En el caso que ocupa la atención de la Sala, no sólo no existe constancia de devolución del acto por parte del correo, sino que la sociedad admite que recibió copia del auto a notificar, pero que como en éste se anotó la palabra “Pedro” por “Pardo”, entendió que no se encontraba legalmente notificada como quiera que la notificación no se efectuó en debida forma.

Como quiera que la finalidad de la diligencia de notificación de las actuaciones y de los actos administrativos, es que el administrado se entere del proceder o de las decisiones de la administración que tienen la capacidad de afectar su situación jurídica, no puede aceptarse que si tal finalidad se cumple, la sociedad por un error eminentemente formal que no le impidió enterarse de que se le practicaría inspección tributaria, ahora pretenda desconocer el efecto de haber recibido la copia del auto de inspección a pesar de admitir en todo momento haberlo recibido, de suerte que debe entenderse debidamente notificada.

En efecto, la copia del auto de inspección fue enviada mediante correo certificado a la dirección informada por el contribuyente, sobre lo cual vale la pena recordar que no fue devuelta, lo que significa que fue recibida por la actora, y en la misma, a pesar de errarse en el nombre de la sociedad al anotarse “Pedro” por “Pardo”, sí se anotó correctamente el número de identificación tributaria, el cual cumple frente a la administración de impuestos con el propósito de individualizar al contribuyente, razón por la cual no puede ahora pretender la actora que la notificación no se efectuó en debida forma, porque a pesar del error de trascripción incurrido por el ente gubernativo, en el auto sí se identificó correctamente a la sociedad a través de su NIT, de tal suerte que no había lugar a dudas sobre de quién se trataba, hasta el punto que la misma sociedad recibió el envío del correo y en ese momento no manifestó que se tratara de otro contribuyente, por lo que no hubo devolución por parte del correo a la administración.

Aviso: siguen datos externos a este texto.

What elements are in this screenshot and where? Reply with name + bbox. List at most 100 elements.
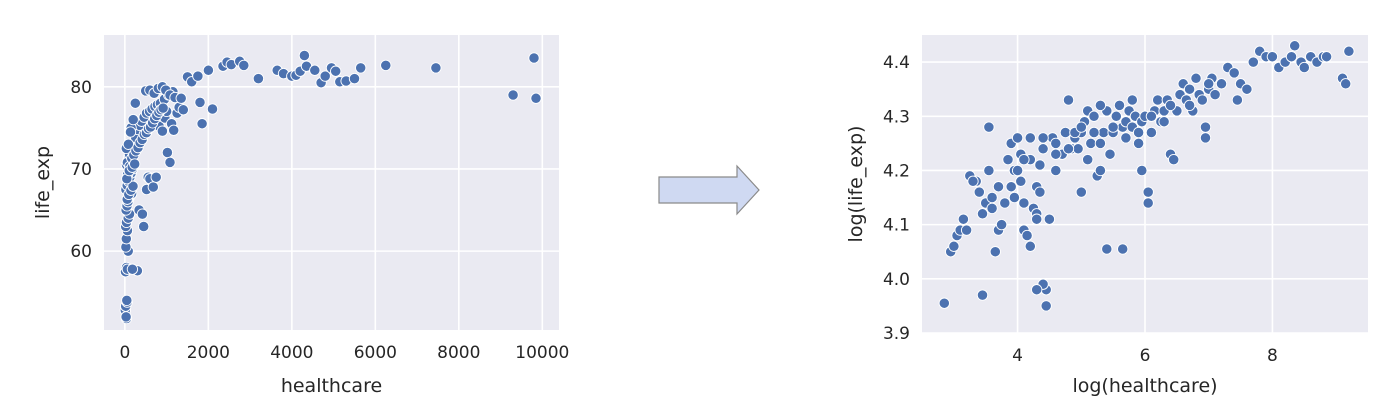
data-point: [1024, 132, 1036, 144]
data-point: [960, 224, 973, 236]
data-point: [121, 294, 133, 307]
data-point: [1132, 126, 1145, 139]
data-point: [1120, 132, 1132, 144]
data-point: [1011, 164, 1024, 177]
data-point: [1158, 116, 1170, 128]
data-point: [1209, 88, 1221, 101]
data-point: [976, 289, 989, 301]
x-axis-label: healthcare: [281, 375, 382, 397]
data-point: [983, 164, 995, 177]
x-tick-label: 4000: [270, 343, 313, 363]
data-point: [126, 263, 139, 275]
y-tick-label: 80: [70, 78, 92, 98]
y-tick-label: 60: [70, 242, 92, 262]
data-point: [298, 49, 311, 62]
x-tick-label: 0: [119, 343, 130, 363]
data-point: [1059, 126, 1072, 139]
data-point: [319, 70, 331, 82]
data-point: [1142, 186, 1154, 198]
data-point: [1183, 83, 1196, 95]
data-point: [330, 65, 342, 77]
data-point: [1320, 51, 1333, 63]
data-point: [1040, 300, 1052, 312]
x-tick-label: 8: [1267, 346, 1278, 366]
y-tick-label: 70: [70, 160, 92, 180]
data-point: [1126, 94, 1138, 106]
data-point: [1266, 51, 1279, 63]
data-point: [156, 125, 169, 137]
data-point: [309, 64, 321, 76]
data-point: [1228, 67, 1240, 79]
data-point: [1183, 99, 1196, 112]
data-point: [1107, 121, 1119, 133]
data-point: [1005, 181, 1017, 193]
data-point: [1298, 61, 1310, 74]
x-tick-label: 10000: [515, 343, 569, 363]
data-point: [124, 126, 137, 138]
y-tick-label: 4.3: [883, 107, 910, 127]
data-point: [196, 118, 208, 130]
data-point: [1094, 164, 1107, 177]
data-point: [127, 180, 139, 192]
y-axis-label: log(life_exp): [845, 126, 867, 243]
data-point: [999, 197, 1011, 209]
data-point: [1011, 132, 1024, 144]
data-point: [157, 102, 169, 114]
right-arrow-icon: [658, 164, 760, 216]
data-point: [1285, 51, 1298, 63]
data-point: [1002, 153, 1014, 166]
data-point: [129, 158, 141, 170]
data-point: [1289, 40, 1301, 52]
data-point: [238, 59, 250, 72]
data-point: [973, 186, 985, 198]
data-point: [1203, 78, 1215, 90]
scatter-chart-log-healthcare-vs-log-life-exp: 4 6 8 3.9 4.0 4.1 4.2 4.3 4.4 log(healthcare) log(…: [845, 35, 1368, 397]
data-point: [1085, 137, 1097, 150]
data-point: [177, 104, 189, 116]
x-tick-label: 6000: [354, 343, 397, 363]
data-point: [1034, 186, 1046, 198]
data-point: [1024, 240, 1036, 252]
data-point: [938, 297, 950, 309]
data-point: [1199, 121, 1212, 133]
data-point: [1075, 121, 1087, 133]
data-point: [1037, 143, 1049, 155]
data-point: [194, 96, 206, 109]
data-point: [1050, 137, 1062, 150]
data-point: [192, 70, 204, 82]
data-point: [1015, 175, 1027, 187]
data-point: [1043, 213, 1056, 225]
data-point: [1241, 83, 1253, 95]
data-point: [1072, 143, 1084, 155]
data-point: [989, 246, 1001, 258]
data-point: [252, 72, 265, 85]
data-point: [1117, 243, 1129, 255]
data-point: [1018, 153, 1030, 166]
data-point: [1152, 94, 1164, 106]
data-point: [161, 146, 174, 159]
data-point: [1034, 159, 1046, 171]
data-point: [1018, 197, 1030, 209]
data-point: [1136, 164, 1148, 177]
data-point: [1031, 213, 1043, 225]
data-point: [164, 156, 176, 169]
data-point: [1247, 56, 1259, 68]
data-point: [129, 97, 141, 109]
data-point: [1145, 110, 1158, 122]
data-point: [1199, 132, 1212, 144]
data-point: [1062, 143, 1075, 155]
data-point: [528, 52, 540, 64]
data-point: [202, 64, 215, 76]
data-point: [1094, 99, 1107, 112]
data-point: [1075, 186, 1087, 198]
data-point: [1168, 153, 1180, 166]
data-point: [1062, 94, 1075, 106]
data-point: [1101, 243, 1113, 255]
plot-area: [104, 35, 559, 330]
y-tick-label: 4.0: [883, 270, 910, 290]
data-point: [147, 181, 159, 193]
data-point: [992, 181, 1005, 193]
data-point: [1088, 110, 1100, 122]
data-point: [1110, 110, 1122, 122]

Aclarado lo anterior, encuentra la Sala que el término para expedir el requerimiento especial se suspendió por tres meses contados a partir del 29 de marzo de 1996, fecha en la cual se notificó por correo a la sociedad del auto de inspección, de tal suerte que en la notificación del requerimiento especial y de la liquidación de revisión resultaron dentro de los términos legales como lo precisó el tribunal en la sentencia que ahora se confirma».

(Sentencia de noviembre 24 de 2000. Expediente 10025. Consejero Ponente: Dr. Germán Ayala Mantilla).